Your Family’s Annual Financial Check-Up: A Simplified Approach
by Erica Gellerman, The Worth Project
We all know that an important part of staying physically healthy is getting regular check-ups. Similarly, an important part of staying financially healthy is giving your money regular check-ups as well.
If the idea of diving into the numbers sends you running, don’t worry. It doesn’t have to be that difficult. And maybe with this simplified approach it could almost be…fun?
Whether you take a few hours one afternoon to do all five steps, or do one task a day for five days, this simple approach will have you feeling on top of your money game.
1. Get your financial snapshot
Let’s start by getting a snapshot of your overall financial health. The goal of this step is to get a really good idea of where you are financially. Once you know your starting point, it’s easier to see where you want to make changes.
Grab a piece of paper or open up a spreadsheet program and track down these numbers:
- What you owe: how much debt do you have? This includes your mortgage, credit card debt, student loans, car loans, and any other money that you need to repay.
- What you own: do you own a home? A car? Do you have savings accounts, retirement accounts, and any other investment accounts? Make a list of everything you can think of.
- What you earn, spend, and save: think of this as a high-level overview of a monthly budget. You might have a general idea, but it’s time to put some real numbers down. How much did you make last year? And how much of that money went into savings and investments? According to most financial experts, you’ll want to put at least 15% of your monthly pre-tax income toward savings and investments.
With those numbers in front of you, it will be easier to see if there is anything that needs extra attention, like paying down more debt or saving a higher percentage of your income.
2. Check in on the last year
There are likely some things that you did really well last year and some things that didn’t go so smoothly. Now is the time to identify what to repeat and what to change.
Did you adopt any new spending habits that you’re proud of and want to continue (like bringing lunch to work every Monday)?
Were there any money emergencies that you’d like to be better prepared for? For example, when your property tax bill was due were you scraping together the funds to pay it?
As you’re going through this, remember to be kind to yourself. If you had some missteps or things didn’t go quite like you’d planned, you can create a plan this year to avoid making the same mistakes.
3. New year, new goals
Now comes the fun part: what do you want to achieve this year? Do you want to save a certain amount of money for a down payment on a house? Maybe save up to take the family on a great summer vacation? Or maybe you want to finish paying off your debt so you can breathe a little easier with your monthly budget.

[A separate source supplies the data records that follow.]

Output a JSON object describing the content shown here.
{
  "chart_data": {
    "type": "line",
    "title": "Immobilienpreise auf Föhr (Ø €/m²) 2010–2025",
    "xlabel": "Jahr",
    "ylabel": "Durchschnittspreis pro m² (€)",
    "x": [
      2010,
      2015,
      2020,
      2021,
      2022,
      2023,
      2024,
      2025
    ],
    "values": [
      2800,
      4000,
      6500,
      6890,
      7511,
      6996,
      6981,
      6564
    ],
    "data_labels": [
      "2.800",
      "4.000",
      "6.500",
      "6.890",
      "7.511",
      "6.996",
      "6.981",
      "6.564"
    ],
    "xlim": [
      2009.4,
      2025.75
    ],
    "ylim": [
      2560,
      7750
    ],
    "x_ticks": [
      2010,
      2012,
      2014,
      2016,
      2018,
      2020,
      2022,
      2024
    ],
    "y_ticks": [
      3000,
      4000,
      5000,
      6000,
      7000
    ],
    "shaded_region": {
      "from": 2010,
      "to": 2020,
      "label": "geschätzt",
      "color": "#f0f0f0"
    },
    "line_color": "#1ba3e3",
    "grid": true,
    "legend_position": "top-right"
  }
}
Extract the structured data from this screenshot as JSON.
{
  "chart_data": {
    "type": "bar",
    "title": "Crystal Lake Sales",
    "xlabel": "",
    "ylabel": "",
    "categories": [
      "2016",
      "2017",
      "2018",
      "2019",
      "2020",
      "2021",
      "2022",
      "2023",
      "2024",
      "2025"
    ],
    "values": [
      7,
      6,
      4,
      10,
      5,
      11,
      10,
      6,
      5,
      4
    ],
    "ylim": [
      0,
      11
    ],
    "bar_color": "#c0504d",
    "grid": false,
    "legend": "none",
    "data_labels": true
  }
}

Set your goal and then calculate how you’re going to get there. For example, let’s say you’re eager to finish paying off your $12,000 of lingering student debt. You calculate that to pay it off in the next 12 months, you need to make $1,000 monthly loan payments. With that number in mind you can start brainstorming what you can do or what habits you can create to make that loan payment each month.
4. Review your policies
Now that you’ve taken the time to look at your financial picture and set some new goals, make sure that you’re protecting yourself and your loved ones for the future. Did anything in your life change last year? If so, you’ll want to make sure all of your insurance policies are up to date to protect your assets. Review your homeowners or renters insurance, your health insurance, and your auto insurance.
And don’t forget to take a hard look at whether you have enough life insurance. With Ladder, you’re able to easily ladder up or ladder down your policy. That is, you can add more coverage or reduce coverage based on your current need.
Did you recently purchase a home? Or are you preparing to welcome a new baby? You may want to ladder up by applying for more coverage to ensure enough protection for your family. Or have you recently paid off your mortgage? You may want to consider laddering down to reduce the amount of life insurance you have.
Checking in on your policies at least annually will help to ensure that you keep your assets protected.
5. Check your credit
You’re allowed one free credit report from each reporting agency every 12 months. The new year is a great time to use it. Check to make sure that everything reported is accurate. If you notice anything incorrect, you can alert the credit-reporting agency and dispute any errors.
While you’re checking in on your credit report, also check in on any credit card rewards you might have. Before you plan any big trips for the year, check your reward balances and their expiration dates. If anything is expiring, make a plan to use it before you lose it.
Your financial health is important. Don’t let your annual check-up fall to the bottom of your to-do list. Use these five steps to give yourself a financial check-up today.